8.       Review with management and the public accounting firm selected as out-
         side auditors for the Company the annual and quarterly financial
         statements of the Company, including the Company's disclosures
         under "Management's Discussion and Analysis of Financial Condition and
         Results of Operations", critical accounting principles and practices of
         the Company, and any material changes in accounting principles or
         practices used in preparing the statements prior to the filing of a
         report on Form10-K or 10-Q with the Securities and Exchange Commission.
         Such review will include the items required by SAS 61 as in effect at
         that time in the case of the annual statements and SAS 100 as in effect
         at that time in the case of the quarterly statements. During such
         review, or otherwise, the Audit Committee shall work to resolve any
         disagreements between management and the outside auditors regarding
         financial reporting. At year-end the Audit Committee will discuss with
         the outside auditors the quality of the accounting principles and the
         underlying estimates used in the audited financial statements.

9.       Review earnings press releases, as well as financial information and
         earnings guidance provided to analysts, and discuss Company policies
         with respect to risk assessment and risk management.

                                        A2



10.      Review and approve related party transactions.

11.      Receive from the outside auditors the report required by Independence
         Standards Board Standard No. 1 as in effect at that time and discuss it
         with the outside auditors.

12.      Review the status of compliance with laws, regulations and internal
         procedures, contingent liabilities and risks that may be material to
         the Company, the scope and status of systems designed to assure Company
         compliance with laws, regulations and internal procedures, through
         receiving reports from management, legal counsel and other third
         parties as determined by the Audit Committee on such matters, as well
         as major legislative and regulatory developments which could materially
         impact the Company's contingent liabilities and risks.

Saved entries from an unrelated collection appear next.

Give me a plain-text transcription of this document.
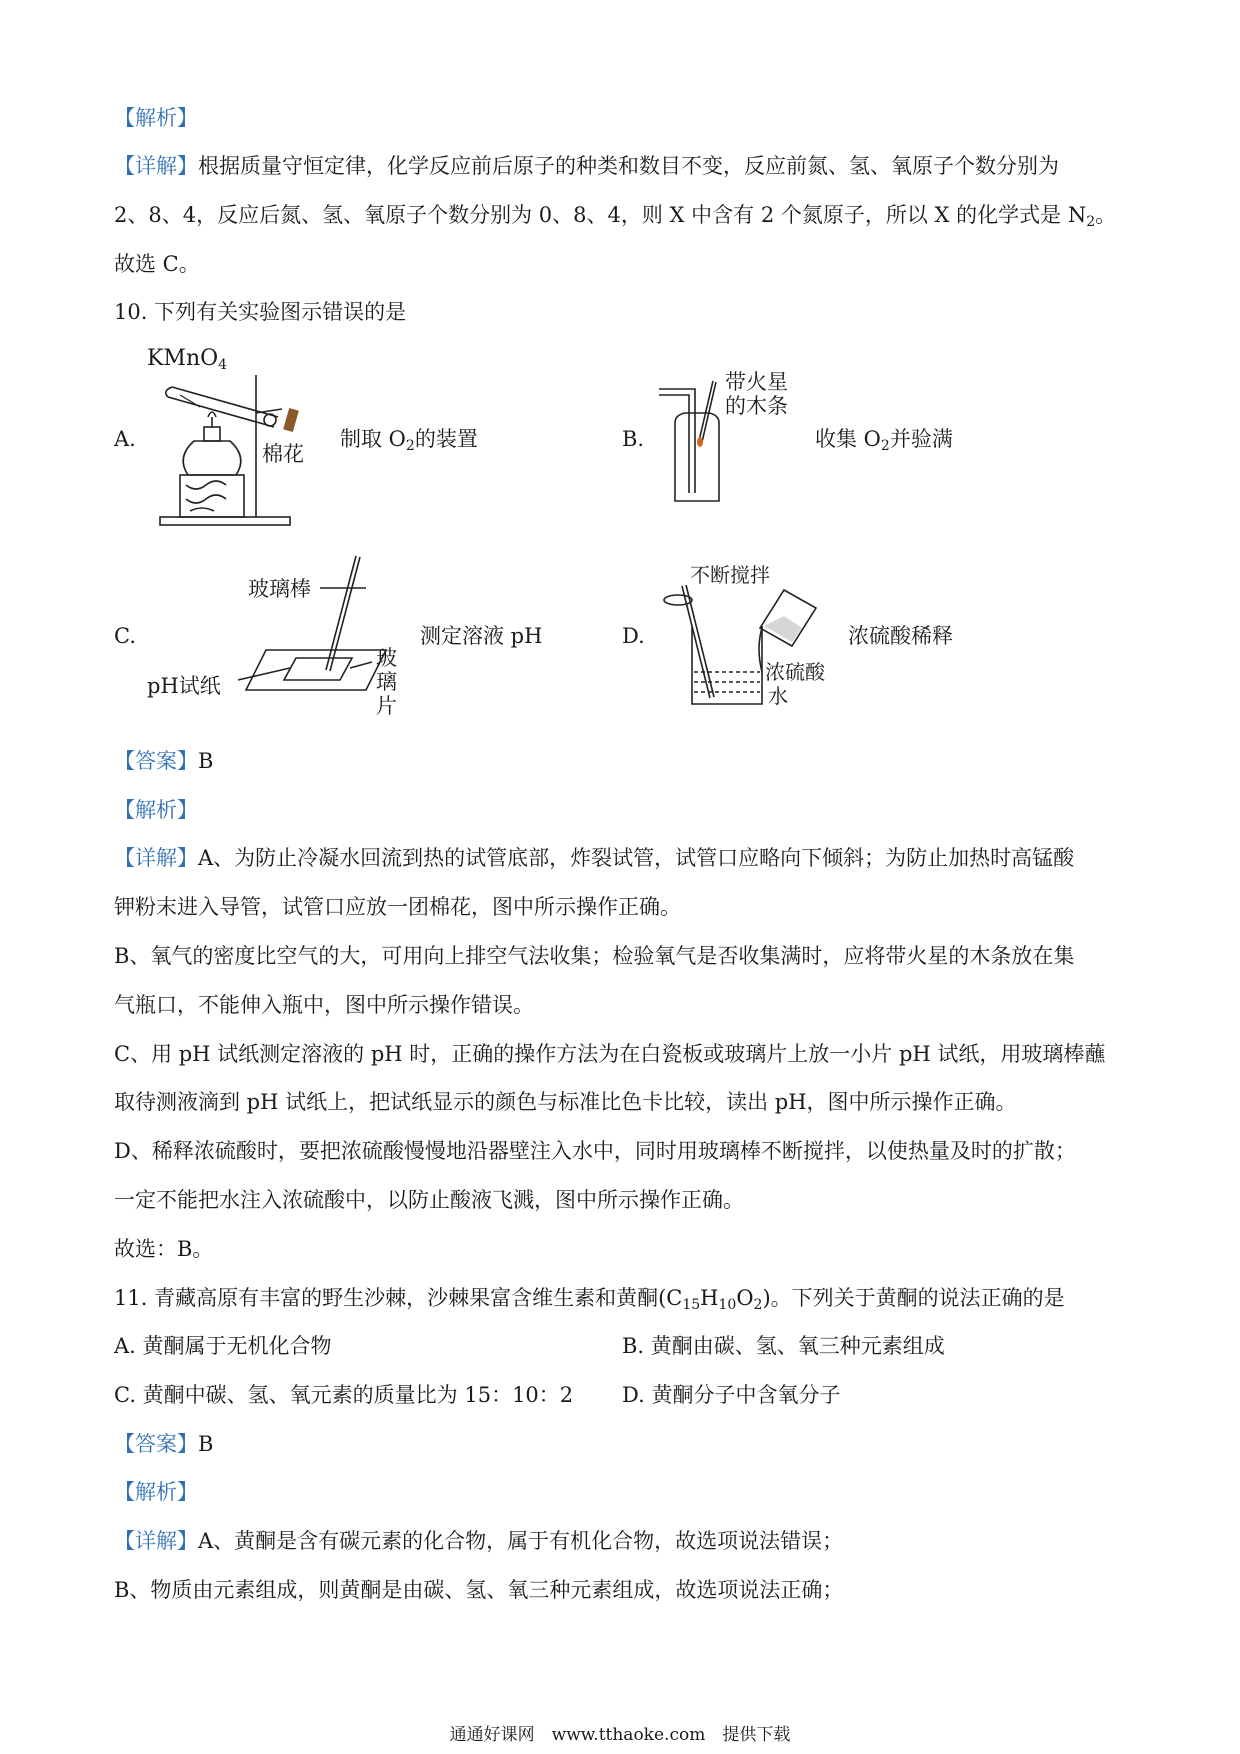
【解析】
【详解】根据质量守恒定律，化学反应前后原子的种类和数目不变，反应前氮、氢、氧原子个数分别为
2、8、4，反应后氮、氢、氧原子个数分别为 0、8、4，则 X 中含有 2 个氮原子，所以 X 的化学式是 $N_2$。
故选 C。
10. 下列有关实验图示错误的是
A.
KMnO$_4$
棉花
制取 $O_2$的装置	B.
带火星
的木条
收集 $O_2$并验满
C.
玻璃棒
pH试纸
玻
璃
片
测定溶液 pH	D.
不断搅拌
浓硫酸
水
浓硫酸稀释
【答案】B
【解析】
【详解】A、为防止冷凝水回流到热的试管底部，炸裂试管，试管口应略向下倾斜；为防止加热时高锰酸
钾粉末进入导管，试管口应放一团棉花，图中所示操作正确。
B、氧气的密度比空气的大，可用向上排空气法收集；检验氧气是否收集满时，应将带火星的木条放在集
气瓶口，不能伸入瓶中，图中所示操作错误。
C、用 pH 试纸测定溶液的 pH 时，正确的操作方法为在白瓷板或玻璃片上放一小片 pH 试纸，用玻璃棒蘸
取待测液滴到 pH 试纸上，把试纸显示的颜色与标准比色卡比较，读出 pH，图中所示操作正确。
D、稀释浓硫酸时，要把浓硫酸慢慢地沿器壁注入水中，同时用玻璃棒不断搅拌，以使热量及时的扩散；
一定不能把水注入浓硫酸中，以防止酸液飞溅，图中所示操作正确。
故选：B。
11. 青藏高原有丰富的野生沙棘，沙棘果富含维生素和黄酮$(C_{15}H_{10}O_2)$。下列关于黄酮的说法正确的是
A. 黄酮属于无机化合物	B. 黄酮由碳、氢、氧三种元素组成
C. 黄酮中碳、氢、氧元素的质量比为 15：10：2 D. 黄酮分子中含氧分子
【答案】B
【解析】
【详解】A、黄酮是含有碳元素的化合物，属于有机化合物，故选项说法错误；
B、物质由元素组成，则黄酮是由碳、氢、氧三种元素组成，故选项说法正确；
通通好课网　www.tthaoke.com　提供下载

13.      Establish and maintain procedures for the confidential and anonymous
         receipt, retention and treatment of complaints regarding the Company's
         accounting, internal controls or auditing matters, and establish clear
         hiring policies for employees or former employees of the Company's
         outside auditor.

     14.  Obtain the advice and assistance, as appropriate, of independent
          counsel and other advisors as necessary to fulfill the
          responsibilities of the Audit Committee. Funding shall be provided by
          the Company.

      15. Review the Audit Committee Charter annually.

Meetings

         The Audit Committee shall meet at least four times each year and at
such other times as it deems necessary to fulfill its responsibilities. A quorum
of the Committee shall be declared when a majority of the members are in
attendance in person or by telephone. The Audit Committee shall meet regularly
in executive session without management present. The audit Committee shall also
meet with the Company's outside auditors in executive session to discuss any
matters the Committee or the outside auditors believe should be discussed
privately.

Limitations

         The Audit Committee is responsible for the duties set forth in this
Charter but is not responsible for either the preparation of the financial
statements or the auditing of the financial statements. Management has the
responsibility for preparing the financial statements and implementing internal
controls, and independent auditors have the responsibility for auditing the
financial statements and monitoring the effectiveness of the internal controls.
The review of the financial statements by the Audit Committee is not intended to
be at the same scope, level or quality as the audit performed by the independent
auditors. In carrying out its responsibilities, the Audit Committee will keep
its policies and procedures flexible to best react to a changing environment.